Our aim was to beat the game for good by getting past level 29, the point that traditionally defeated human gamers. At level 29 the speed that pieces drop suddenly doubles, from 2 frames per row to 1 frame per row, so that a piece falls the full height of the playfield in about a third of a second. At this speed, the standard method of holding down left or right can’t move a piece all the way from the spawn point to the far edge before it reaches the bottom. So for decades, level 29 was considered unsurvivable: a “kill screen” where the game effectively ended itself no matter how good you were. My new tactic generated input bytes specifically for Tetris. It mimicked what the top players did when encountering a new piece — first rotate, then move left or right to a particular column, then go down-down-down until the piece was placed. I coupled this with a revamped strategy. I took the game board evaluation function from the first attempt, and converted it to an objective function that was designed to run when a new piece was ready to drop. The objective function took into account how tall the stack of pieces was (smaller is better), how far down the board the piece was when we locked it (deeper is better), and how many “bubbles” we left in the assembled mass of pieces, where a bubble is a trapped empty square we can’t fill. More bubbles, more troubles. The strategy we used ran the objective function when game memory told us there was a new piece. With each new piece, we also determined what “strategy bucket” we had reached.
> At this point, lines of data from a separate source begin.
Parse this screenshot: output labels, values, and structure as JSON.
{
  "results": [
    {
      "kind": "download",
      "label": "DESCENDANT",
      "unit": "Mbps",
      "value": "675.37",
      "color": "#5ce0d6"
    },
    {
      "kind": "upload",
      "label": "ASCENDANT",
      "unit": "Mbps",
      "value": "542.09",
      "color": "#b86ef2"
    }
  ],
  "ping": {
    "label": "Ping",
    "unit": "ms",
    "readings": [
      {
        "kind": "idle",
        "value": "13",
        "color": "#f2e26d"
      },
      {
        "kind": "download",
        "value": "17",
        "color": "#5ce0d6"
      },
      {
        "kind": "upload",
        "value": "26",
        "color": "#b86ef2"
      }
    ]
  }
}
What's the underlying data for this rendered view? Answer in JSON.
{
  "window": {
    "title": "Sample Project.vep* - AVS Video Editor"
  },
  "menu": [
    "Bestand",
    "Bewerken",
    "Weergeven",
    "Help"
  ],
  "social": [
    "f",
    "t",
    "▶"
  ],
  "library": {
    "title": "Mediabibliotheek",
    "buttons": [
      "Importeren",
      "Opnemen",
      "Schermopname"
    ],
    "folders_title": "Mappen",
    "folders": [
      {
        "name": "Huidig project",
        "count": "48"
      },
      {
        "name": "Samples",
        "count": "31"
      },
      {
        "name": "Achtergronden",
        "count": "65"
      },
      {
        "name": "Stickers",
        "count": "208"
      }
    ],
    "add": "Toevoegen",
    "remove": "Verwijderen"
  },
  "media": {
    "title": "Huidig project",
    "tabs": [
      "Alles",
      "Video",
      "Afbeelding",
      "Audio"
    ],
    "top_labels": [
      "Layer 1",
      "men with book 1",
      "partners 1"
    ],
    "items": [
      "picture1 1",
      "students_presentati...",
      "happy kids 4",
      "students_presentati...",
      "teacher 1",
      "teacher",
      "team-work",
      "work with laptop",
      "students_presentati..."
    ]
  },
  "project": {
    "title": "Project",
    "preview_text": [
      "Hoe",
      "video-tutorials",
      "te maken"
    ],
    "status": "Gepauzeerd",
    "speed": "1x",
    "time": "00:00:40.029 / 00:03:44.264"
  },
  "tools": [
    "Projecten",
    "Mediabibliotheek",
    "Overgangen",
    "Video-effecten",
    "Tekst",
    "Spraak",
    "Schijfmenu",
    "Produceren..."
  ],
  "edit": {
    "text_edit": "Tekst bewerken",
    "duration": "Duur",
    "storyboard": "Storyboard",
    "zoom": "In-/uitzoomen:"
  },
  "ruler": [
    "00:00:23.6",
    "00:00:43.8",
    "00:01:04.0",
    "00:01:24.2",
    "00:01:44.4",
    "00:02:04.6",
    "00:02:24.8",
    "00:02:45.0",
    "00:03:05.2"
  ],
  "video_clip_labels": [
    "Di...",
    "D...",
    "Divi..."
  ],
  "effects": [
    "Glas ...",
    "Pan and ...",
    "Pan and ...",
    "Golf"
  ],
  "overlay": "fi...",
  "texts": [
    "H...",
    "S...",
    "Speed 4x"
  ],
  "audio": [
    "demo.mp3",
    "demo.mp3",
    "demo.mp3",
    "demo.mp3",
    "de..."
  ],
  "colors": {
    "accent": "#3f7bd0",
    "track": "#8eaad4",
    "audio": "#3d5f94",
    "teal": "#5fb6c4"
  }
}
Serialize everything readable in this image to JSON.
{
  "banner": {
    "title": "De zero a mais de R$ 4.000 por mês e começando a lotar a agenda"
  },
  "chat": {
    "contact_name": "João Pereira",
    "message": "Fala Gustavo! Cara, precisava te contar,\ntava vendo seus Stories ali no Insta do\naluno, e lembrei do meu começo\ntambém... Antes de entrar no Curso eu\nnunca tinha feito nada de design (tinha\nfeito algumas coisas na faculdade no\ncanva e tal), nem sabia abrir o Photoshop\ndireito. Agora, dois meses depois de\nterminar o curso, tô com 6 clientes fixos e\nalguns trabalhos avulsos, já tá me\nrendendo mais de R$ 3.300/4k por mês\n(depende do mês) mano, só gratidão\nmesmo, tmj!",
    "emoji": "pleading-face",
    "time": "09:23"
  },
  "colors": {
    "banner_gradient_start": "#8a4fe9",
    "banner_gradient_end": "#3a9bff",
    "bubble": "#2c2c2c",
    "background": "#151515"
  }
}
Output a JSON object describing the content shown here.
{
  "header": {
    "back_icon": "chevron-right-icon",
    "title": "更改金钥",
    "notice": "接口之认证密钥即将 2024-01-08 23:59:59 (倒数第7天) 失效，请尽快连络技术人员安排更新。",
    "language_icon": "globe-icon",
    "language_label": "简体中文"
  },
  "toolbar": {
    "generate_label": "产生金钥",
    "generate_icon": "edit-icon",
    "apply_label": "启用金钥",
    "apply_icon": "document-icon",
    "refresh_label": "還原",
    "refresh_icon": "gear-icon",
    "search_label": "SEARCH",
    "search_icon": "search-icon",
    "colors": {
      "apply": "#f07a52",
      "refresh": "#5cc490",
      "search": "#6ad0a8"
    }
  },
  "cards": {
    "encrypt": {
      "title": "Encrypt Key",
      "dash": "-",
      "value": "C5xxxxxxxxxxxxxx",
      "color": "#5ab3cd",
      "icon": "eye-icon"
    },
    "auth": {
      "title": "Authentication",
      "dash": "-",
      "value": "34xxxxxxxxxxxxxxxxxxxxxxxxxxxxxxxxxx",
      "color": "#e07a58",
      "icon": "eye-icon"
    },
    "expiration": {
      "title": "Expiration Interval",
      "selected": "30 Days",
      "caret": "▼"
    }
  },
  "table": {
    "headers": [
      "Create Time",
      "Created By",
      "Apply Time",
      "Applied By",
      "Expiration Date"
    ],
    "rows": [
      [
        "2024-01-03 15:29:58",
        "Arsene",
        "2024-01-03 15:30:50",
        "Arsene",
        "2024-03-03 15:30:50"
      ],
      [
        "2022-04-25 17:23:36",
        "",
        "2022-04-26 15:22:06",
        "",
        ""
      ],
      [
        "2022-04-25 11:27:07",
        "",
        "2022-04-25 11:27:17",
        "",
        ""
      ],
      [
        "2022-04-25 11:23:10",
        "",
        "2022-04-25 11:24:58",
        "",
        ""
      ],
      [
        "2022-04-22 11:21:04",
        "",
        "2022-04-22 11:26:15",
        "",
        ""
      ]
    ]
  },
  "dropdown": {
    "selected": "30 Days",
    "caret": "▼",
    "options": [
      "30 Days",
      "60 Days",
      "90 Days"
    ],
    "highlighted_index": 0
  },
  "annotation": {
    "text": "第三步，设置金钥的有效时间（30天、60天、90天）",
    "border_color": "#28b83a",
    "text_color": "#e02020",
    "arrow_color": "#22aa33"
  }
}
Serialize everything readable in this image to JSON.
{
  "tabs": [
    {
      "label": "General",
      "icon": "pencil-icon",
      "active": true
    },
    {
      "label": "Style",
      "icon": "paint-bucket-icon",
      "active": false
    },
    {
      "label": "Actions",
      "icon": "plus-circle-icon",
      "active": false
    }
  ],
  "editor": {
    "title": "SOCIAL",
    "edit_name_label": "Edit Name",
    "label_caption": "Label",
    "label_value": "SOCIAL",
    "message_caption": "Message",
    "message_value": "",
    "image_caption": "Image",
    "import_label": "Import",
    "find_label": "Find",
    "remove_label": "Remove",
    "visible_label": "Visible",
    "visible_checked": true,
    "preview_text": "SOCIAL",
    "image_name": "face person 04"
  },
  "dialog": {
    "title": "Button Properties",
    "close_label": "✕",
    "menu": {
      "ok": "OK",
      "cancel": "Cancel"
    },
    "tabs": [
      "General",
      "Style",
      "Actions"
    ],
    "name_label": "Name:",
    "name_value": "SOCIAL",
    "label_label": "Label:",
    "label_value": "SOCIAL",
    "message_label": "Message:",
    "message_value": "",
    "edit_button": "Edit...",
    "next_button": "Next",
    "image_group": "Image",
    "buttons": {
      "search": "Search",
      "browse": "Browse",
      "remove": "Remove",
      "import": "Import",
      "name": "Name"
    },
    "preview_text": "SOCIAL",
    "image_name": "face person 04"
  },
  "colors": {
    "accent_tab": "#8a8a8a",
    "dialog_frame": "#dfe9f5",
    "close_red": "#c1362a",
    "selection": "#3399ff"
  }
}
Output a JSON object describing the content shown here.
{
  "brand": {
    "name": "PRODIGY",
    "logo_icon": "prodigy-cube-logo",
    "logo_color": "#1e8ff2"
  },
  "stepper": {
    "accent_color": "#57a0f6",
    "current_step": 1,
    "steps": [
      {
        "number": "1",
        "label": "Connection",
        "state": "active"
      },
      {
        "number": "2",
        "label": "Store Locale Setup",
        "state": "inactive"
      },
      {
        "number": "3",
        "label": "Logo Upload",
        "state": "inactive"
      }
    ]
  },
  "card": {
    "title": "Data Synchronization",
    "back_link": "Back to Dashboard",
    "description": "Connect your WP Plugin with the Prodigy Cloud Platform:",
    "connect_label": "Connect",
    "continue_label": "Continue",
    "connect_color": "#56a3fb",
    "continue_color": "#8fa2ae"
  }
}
A bucket is defined by a tuple made up of: (number of pieces seen so far in the game, column the last piece was placed into). In each bucket, we stored its score from the objective function and a game state we could use to return to that point in the game. When the strategy chose a bucket to explore, the fuzzer loaded the saved game state into an emulator. From there, it invoked the tactic to generate random Tetris moves. We were constantly jumping back in time to interesting game states and trying again. When we landed back in a bucket we had already filled, the objective function decided whether to keep the state we had, or replace it with the newly-discovered one.